ÇİFTÇİ-SEN, La Via Campesina ile birlikte siyasi iktidarlara toprak gaspına son verme ve toprakları köylüler arasında yeniden dağıtacak, gıda egemenliğini merkezine alan halkçı ve kapsamlı bir tarım reformu çağrısında bulundu.

ÇİFTÇİ-SEN’in Talepleri

Sendikanın talepleri ise şu şekilde sıralandı:

  • Arazi kullanımının sosyal, ekonomik ve çevresel boyutları dikkate alınmalı.
  • Eşitsizlik, sınır dışı edilme ve mülksüzleştirilmelerin yapısal nedenleri ele alınmalı.
  • Filistin ve diğer bölgelerdeki yerinden edilmiş toplulukların toprakları halka geri verilmeli.
  • Köylü ve yerli toplulukların toprakları üzerindeki hakları tanınmalı.
  • Gençler ve kadınlar lehine ayrımcılık uygulanarak küçük ölçekli gıda üreticileri lehine tarım arazilerinin yeniden dağıtımına yönelik kamu politikaları hayata geçirilmeli.
  • Toprak ve arazi gaspına son verilmeli, ekosistemi tahrip eden uygulama ve yatırımlardan vazgeçilmeli.
  • Köylülerin otlak ve meraları geri verilmeli.

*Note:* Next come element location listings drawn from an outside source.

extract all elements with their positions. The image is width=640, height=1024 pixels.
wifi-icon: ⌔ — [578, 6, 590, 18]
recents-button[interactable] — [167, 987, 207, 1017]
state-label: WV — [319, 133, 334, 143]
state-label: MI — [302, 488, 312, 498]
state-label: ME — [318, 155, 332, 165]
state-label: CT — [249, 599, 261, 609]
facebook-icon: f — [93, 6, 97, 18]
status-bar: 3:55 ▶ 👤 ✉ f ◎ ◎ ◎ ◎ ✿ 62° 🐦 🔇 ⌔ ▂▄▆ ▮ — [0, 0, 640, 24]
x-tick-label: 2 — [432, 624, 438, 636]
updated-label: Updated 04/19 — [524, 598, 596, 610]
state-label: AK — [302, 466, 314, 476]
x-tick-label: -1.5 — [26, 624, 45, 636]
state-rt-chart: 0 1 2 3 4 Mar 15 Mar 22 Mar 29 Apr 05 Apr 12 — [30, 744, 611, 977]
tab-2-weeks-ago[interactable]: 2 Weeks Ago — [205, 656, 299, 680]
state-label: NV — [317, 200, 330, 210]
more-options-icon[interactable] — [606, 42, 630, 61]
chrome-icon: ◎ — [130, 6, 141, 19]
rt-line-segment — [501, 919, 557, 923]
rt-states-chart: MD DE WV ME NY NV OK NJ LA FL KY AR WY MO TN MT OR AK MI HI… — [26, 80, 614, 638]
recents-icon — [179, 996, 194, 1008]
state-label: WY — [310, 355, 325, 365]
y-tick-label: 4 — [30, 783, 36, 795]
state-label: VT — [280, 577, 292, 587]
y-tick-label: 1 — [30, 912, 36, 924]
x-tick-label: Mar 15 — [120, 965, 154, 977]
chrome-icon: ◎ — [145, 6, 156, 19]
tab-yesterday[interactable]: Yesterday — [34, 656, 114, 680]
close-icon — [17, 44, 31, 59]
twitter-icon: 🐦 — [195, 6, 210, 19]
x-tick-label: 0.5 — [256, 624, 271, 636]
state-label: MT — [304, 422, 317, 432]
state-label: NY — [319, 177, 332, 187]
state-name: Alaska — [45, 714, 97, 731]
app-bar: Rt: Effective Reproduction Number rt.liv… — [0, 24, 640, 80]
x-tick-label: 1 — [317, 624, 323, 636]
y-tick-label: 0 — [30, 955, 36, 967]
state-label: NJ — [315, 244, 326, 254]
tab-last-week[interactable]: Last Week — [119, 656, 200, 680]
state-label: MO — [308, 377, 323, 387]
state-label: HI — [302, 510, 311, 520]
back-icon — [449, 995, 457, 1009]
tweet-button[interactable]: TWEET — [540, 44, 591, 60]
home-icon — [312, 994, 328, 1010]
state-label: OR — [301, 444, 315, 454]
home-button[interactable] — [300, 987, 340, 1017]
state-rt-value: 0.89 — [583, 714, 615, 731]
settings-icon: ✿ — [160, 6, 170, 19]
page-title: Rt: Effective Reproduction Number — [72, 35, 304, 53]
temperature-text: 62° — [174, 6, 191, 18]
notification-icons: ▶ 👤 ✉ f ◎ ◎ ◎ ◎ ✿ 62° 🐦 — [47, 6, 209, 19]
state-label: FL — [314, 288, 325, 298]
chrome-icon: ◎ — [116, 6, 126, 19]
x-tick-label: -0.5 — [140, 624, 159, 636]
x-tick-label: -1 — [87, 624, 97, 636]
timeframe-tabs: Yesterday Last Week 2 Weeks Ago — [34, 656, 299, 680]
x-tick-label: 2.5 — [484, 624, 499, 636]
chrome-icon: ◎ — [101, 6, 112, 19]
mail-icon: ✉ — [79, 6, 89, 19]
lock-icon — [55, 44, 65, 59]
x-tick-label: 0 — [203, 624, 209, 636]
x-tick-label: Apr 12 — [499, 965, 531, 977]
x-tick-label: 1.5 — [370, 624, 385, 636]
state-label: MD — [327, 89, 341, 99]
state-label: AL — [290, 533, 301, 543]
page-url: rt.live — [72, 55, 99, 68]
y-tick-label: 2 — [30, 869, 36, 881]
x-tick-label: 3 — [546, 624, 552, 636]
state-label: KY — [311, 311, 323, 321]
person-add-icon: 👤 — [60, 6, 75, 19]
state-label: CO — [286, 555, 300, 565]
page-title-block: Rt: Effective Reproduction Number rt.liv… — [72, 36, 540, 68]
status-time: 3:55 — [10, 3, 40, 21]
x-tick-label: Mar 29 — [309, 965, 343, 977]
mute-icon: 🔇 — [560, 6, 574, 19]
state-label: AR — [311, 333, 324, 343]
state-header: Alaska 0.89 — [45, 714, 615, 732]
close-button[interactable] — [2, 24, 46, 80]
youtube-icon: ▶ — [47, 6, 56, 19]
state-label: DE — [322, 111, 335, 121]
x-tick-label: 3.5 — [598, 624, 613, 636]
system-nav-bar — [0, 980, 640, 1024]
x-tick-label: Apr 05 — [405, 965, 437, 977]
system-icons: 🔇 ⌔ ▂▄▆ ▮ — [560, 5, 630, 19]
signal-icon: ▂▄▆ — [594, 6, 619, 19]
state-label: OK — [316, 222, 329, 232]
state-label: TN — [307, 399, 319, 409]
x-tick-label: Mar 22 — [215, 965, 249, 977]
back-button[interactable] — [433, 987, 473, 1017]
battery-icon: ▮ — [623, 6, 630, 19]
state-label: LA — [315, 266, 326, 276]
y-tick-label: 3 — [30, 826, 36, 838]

Açıklamanın sonunda, gıda krizinin büyüdüğü ve yoksulların gıdaya erişiminin zorlaştığı günümüzde daha adil, onurlu ve doğayla uyumlu bir gıda sistemine ihtiyaç olduğu vurgulanarak, kır ve kent arasında dayanışma ve sınıf ittifaklarının güçlendirilmesi çağrısı yapıldı.